It is hard to think about photography in the desert. So many have covered this topic, many so successfully.
This surreal landscape, even for those of us who have grown up in a desert (for isn't that what Los Angeles truly is?), fascinates most of us with its alien forms, its unrelenting sun and tones of beige sand reaching out past the horizon. As opposed to the far-reaching landscape of the marine environment where, yes, there is also the blue prevailing color that is comforting, the desert brings us feelings of unease and a bit of danger.
And for imagery, the desert is about contrast, between the loneliness and the stark landscape beauty. Between the need to see life and the desolate definition that requires hardship, struggle and lays bare not only our human, but life's need for one of its most basic elements: water.
Is it exotic? Is it safe when wherever we tread - urban desert like Palm Springs or Tuscon - or foreign of the Sahara - we search out the strange creatures that could attack us?
The American Deserts are where we go for the exotic. The empty spaces attract those who want to be our but without. Those who escape, for a time, the harrowing winters, known as the "snowbirds." Those who seek solace in the silence and in a place where the grand vistas speak to the silence.
In the desert we rarely sit inside to watch TV but venture outdoors, even in the most oppressing heat, to hike, sit on a porch to read and watch the sunset, breathe in the dry air and enter into a quiet moment, often with just ourselves.
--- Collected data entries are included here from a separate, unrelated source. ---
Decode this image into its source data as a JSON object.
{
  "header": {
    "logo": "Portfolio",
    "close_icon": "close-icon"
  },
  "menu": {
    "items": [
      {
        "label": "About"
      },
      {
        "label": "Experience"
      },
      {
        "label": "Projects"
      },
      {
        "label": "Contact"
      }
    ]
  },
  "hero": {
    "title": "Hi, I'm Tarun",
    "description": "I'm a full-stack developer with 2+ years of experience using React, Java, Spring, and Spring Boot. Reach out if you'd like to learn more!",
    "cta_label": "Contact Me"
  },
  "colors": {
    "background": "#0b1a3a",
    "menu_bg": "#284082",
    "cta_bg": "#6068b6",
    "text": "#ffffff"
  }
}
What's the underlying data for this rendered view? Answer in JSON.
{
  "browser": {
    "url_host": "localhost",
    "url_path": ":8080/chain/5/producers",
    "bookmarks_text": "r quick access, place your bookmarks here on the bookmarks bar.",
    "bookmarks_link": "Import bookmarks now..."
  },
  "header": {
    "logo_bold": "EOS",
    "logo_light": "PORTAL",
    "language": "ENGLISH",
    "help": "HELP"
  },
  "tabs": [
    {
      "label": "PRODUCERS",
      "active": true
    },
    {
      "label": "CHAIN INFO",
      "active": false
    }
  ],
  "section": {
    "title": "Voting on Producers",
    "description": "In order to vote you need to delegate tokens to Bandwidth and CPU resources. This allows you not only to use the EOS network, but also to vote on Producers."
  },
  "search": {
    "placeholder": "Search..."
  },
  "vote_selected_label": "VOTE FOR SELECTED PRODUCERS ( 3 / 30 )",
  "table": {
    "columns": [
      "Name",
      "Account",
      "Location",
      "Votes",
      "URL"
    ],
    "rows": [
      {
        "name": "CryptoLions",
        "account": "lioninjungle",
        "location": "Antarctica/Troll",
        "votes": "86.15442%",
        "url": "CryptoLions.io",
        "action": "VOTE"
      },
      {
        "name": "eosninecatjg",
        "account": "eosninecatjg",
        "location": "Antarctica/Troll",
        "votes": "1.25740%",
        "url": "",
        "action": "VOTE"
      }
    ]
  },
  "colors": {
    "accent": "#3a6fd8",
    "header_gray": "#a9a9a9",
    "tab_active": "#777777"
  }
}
With native vegetation mostly untouched, those with holistic or mystical yearnings arrive to discover what is there in the vacant space while at the same times, themselves in a place with few distractions. The words of the "urban" desert: retreat and nature.
Even when social, the deserts are places of retreat, where one can meet together with like kind and focus. It is a place of fantasy where someone like the late multimillionaire founder of Avery labels can purchase a swath of land and commission an LA-based sculptor to create a melting pot of mythic and mesozoic and mythologial beings that one drives through like a christmas/disneyland tour, standing silent, occasionally headless due to the high desert winds, to give offerings to some great god of visual perception and tourism
This past weekend, I did exactly that: meeting with children's writer friends in Anza Borrego, one of our nation's largest state parks. Under the illusion that we were there for the wildflowers, we discovered so much more.
For me, so long now into photography the gathering brought me back to my writing roots. It returned me to family memories of a visit 20 years past with children not yet even teens, driving off-road with un-licensed children at the wheel - one so small that she had to sit in front of me to gain the proximity to even reach the pedals. The desert is a place of breaking the codes.
Most essential, brought me to childhood, from scents of orange blossoms on the highway - no freeway - drives through the inland empire, stopping at the tracks for the trains to race through, to lush manufactured oasis' in Palm Springs where mountains turned obsidian in the night and dry hot air determined one's activities for the day.
Hope, stuff get abandoned in the desert. We arrive full of hope. Some of us leave full of despair. The artifacts remain, faded, sun-drenched. In Southern California we even have a natural 20th Century artifact, the Salton Sea. Man-made, if not by design, but achieving a natural state, then subsiding, literally and figuratively, until both commerce and the environment combine to demonstrate its death toll until it, like the dcaying structures that surround it tell what we most wish not to hear: that man and his environment fades, no matter what we do.
I find it ironic that, although there are deserts worldwide and, in fact, we share a large part of our Western deserts - the Sonoran - with the middle east and probably elsewhere, there is a true American sensability to the Southwestern desert.